Online, the government’s approach was similarly scorched-earth. A search for Xu’s name (registration required; link in Chinese) on Sina Weibo earns the response that “according to relevant laws, regulations and policy, search results for ‘Xu Zhiyong’ aren’t allowed to be displayed.”

Unlike searches for “Xu,” censors have scrubbed the keywords ”ICIJ” and “offshore” (registration required; link in Chinese) of any critical content, but haven’t outright blocked them. Still, because it blocked the ICIJ site—as well as international news sites that cooperated with it—tweets still linking to the ICIJ report don’t lead anywhere.

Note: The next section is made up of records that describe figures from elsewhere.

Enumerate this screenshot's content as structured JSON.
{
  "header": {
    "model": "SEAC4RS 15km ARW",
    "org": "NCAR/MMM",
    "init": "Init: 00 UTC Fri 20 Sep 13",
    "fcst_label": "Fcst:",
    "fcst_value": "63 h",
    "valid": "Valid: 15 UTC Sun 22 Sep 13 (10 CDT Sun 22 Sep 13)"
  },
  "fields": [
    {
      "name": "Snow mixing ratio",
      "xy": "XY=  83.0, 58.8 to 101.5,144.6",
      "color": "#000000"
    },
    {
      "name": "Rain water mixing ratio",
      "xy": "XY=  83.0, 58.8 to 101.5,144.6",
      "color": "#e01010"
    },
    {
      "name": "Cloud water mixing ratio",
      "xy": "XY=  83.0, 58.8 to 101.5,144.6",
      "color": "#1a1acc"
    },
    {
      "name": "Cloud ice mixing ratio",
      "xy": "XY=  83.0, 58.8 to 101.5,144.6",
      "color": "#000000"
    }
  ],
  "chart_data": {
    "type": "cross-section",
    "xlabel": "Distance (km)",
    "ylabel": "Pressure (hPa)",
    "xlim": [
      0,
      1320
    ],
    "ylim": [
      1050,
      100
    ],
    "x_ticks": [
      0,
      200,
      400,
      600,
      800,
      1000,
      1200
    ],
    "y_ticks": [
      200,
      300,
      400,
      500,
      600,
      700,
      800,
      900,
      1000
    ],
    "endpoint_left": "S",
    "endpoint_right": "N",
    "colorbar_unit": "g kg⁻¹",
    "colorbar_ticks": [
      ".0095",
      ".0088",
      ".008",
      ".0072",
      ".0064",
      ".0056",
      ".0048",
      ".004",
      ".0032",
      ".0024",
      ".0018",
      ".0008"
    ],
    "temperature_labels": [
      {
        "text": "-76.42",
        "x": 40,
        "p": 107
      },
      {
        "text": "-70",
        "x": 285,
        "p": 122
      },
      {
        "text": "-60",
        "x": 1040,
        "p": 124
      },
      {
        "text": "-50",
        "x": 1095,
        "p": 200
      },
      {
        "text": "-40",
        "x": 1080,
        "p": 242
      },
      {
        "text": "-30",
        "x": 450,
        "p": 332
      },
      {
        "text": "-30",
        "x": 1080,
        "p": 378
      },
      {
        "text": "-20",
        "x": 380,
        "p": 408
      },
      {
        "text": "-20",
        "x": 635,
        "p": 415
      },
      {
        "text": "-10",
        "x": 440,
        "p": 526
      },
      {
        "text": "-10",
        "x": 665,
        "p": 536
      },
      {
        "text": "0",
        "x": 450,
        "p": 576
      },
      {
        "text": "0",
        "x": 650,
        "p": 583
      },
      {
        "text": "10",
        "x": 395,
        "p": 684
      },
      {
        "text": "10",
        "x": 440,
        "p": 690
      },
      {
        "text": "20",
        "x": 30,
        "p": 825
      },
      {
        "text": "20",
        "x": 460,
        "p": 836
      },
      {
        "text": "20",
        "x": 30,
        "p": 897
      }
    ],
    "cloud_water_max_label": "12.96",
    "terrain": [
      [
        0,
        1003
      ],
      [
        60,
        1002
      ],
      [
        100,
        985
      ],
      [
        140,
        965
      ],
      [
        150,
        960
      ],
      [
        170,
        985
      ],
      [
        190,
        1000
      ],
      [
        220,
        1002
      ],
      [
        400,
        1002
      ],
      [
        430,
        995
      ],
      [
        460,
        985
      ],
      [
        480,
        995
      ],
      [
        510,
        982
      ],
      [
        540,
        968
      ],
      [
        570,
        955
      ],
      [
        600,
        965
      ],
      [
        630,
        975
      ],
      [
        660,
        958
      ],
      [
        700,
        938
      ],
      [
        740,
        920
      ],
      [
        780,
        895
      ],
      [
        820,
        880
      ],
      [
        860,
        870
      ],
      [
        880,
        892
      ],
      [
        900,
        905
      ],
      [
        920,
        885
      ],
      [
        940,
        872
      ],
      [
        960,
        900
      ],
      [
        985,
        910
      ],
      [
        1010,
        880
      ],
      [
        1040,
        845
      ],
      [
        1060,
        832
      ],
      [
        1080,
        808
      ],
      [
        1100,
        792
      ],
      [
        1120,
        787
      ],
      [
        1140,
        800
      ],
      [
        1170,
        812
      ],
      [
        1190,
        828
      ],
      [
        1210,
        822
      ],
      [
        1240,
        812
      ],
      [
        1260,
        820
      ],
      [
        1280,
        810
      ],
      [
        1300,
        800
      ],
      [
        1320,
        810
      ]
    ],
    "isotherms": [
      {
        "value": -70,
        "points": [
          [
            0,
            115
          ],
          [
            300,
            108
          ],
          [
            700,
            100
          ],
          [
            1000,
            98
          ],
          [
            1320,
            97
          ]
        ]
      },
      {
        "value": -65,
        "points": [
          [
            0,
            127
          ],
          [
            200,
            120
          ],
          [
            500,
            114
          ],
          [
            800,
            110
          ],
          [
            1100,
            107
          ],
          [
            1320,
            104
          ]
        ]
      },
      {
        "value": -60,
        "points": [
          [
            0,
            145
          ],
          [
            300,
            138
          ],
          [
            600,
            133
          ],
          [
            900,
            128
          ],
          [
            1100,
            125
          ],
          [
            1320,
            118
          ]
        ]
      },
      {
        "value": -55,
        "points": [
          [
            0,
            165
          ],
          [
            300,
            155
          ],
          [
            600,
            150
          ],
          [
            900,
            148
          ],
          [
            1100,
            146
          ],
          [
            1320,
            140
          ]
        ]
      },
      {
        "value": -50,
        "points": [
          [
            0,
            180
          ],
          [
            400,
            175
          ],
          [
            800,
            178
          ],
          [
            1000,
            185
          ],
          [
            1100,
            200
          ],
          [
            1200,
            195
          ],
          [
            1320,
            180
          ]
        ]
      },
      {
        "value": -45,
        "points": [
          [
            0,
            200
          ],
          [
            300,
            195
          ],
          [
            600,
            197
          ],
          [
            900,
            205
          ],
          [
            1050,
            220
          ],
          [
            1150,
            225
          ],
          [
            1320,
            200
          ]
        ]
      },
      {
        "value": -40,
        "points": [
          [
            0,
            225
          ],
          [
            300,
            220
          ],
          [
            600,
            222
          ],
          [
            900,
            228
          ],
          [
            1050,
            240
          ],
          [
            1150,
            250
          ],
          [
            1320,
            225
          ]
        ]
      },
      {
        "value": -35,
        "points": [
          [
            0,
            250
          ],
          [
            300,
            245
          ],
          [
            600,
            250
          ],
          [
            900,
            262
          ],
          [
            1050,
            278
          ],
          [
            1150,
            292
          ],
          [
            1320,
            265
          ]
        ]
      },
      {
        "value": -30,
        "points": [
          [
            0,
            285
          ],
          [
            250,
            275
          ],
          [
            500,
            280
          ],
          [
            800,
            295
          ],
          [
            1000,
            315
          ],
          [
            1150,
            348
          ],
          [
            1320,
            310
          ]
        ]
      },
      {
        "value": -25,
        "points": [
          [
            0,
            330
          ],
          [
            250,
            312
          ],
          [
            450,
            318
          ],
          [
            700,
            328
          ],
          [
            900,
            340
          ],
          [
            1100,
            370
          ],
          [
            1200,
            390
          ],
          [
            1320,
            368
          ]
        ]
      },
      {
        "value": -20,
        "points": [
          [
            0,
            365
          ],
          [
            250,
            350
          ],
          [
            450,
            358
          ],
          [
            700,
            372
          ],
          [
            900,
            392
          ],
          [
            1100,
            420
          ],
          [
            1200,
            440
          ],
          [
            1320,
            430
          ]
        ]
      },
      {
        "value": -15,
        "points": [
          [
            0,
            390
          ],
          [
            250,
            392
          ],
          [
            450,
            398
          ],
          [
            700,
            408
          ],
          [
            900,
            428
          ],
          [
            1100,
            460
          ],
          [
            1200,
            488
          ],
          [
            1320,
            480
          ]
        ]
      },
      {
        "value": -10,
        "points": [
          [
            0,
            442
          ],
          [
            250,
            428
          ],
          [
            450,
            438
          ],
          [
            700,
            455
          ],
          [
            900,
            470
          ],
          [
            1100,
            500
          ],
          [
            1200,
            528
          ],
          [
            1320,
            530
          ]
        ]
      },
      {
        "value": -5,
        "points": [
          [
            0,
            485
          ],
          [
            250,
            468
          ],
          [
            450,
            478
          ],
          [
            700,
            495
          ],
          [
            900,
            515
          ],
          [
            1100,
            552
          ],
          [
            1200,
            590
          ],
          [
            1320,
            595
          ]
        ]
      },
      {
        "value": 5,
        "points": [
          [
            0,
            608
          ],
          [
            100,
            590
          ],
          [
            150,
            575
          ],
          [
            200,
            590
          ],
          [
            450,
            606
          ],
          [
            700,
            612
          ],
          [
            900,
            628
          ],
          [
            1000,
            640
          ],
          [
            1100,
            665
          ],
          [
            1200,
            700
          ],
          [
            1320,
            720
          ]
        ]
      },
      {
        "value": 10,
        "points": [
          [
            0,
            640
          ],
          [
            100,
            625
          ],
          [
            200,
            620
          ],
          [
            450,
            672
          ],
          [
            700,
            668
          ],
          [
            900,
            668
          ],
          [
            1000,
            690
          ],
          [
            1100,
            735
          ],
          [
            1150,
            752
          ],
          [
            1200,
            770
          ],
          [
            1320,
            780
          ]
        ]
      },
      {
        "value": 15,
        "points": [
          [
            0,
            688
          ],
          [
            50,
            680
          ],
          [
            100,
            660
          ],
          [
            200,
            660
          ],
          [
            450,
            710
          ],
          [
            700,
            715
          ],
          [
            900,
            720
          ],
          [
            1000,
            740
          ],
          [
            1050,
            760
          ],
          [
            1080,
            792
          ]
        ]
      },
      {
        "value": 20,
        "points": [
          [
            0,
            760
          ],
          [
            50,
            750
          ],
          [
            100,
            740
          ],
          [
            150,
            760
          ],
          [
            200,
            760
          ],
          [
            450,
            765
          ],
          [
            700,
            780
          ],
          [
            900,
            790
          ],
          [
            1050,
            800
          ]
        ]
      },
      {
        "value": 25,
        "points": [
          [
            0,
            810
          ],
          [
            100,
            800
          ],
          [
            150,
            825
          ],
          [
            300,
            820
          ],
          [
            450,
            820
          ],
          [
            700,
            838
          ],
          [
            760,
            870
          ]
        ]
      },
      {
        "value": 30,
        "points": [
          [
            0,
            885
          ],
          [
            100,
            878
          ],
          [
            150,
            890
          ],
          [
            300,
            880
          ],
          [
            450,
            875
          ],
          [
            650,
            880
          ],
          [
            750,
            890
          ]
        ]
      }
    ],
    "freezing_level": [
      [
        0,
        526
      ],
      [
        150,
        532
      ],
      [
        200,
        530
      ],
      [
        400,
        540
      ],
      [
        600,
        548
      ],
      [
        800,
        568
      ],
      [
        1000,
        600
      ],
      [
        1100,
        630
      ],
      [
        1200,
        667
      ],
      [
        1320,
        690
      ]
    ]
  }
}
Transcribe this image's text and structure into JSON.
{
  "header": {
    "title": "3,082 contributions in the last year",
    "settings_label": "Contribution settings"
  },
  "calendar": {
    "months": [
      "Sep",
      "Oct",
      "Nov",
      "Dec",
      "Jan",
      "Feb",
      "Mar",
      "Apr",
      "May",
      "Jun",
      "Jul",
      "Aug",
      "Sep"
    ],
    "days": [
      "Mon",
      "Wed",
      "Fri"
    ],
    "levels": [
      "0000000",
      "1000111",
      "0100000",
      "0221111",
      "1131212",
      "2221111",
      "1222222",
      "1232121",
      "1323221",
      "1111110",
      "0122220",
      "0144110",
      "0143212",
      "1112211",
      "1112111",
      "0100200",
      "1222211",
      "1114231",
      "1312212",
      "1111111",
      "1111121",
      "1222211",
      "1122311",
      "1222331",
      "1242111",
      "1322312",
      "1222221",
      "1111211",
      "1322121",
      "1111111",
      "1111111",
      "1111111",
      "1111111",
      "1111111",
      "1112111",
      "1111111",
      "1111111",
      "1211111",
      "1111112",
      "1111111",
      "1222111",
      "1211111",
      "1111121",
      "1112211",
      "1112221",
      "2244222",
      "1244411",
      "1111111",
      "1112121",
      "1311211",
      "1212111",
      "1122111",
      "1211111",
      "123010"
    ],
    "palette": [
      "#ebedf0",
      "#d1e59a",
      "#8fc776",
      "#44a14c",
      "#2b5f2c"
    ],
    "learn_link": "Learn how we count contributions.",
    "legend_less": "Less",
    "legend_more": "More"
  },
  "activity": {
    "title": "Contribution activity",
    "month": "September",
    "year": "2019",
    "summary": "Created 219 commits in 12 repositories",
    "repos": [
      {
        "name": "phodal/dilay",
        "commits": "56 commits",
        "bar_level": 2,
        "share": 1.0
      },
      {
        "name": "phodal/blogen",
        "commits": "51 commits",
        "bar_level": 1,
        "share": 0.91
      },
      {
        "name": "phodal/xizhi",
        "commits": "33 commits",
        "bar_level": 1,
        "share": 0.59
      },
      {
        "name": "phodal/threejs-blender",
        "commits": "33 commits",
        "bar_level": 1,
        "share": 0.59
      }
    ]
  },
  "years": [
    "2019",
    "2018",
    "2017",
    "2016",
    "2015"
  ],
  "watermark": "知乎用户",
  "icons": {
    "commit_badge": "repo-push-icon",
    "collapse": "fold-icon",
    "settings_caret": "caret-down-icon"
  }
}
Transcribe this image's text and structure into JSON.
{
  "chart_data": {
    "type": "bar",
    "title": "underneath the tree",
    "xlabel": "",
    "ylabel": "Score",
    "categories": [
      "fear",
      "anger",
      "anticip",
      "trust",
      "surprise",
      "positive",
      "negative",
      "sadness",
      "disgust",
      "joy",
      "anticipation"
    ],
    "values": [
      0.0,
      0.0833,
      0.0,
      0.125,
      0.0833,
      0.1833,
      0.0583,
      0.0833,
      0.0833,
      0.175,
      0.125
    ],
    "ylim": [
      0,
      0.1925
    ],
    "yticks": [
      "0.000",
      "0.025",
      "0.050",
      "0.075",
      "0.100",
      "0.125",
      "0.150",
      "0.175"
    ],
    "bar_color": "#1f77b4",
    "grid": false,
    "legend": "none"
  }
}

Why leave these up? Tweets on Sina Weibo referencing overseas holdings remind people how much wealth Chinese officials and their business confederates hold overseas, and where—hardly news to the Chinese public. Xu’s and his colleagues’ activism, on the other hand, poses a more delicate question: Can such corruption be stamped out without transparency?

Since no one who’s anyone in the Communist party has gotten there thanks to clean hands, this isn’t a question the party is keen to answer. And the more it becomes clear that Xi’s much-vaunted crusade against corruption is really a cherry-picking expedition, the more the public resents its lack of say in who gets to make those decisions.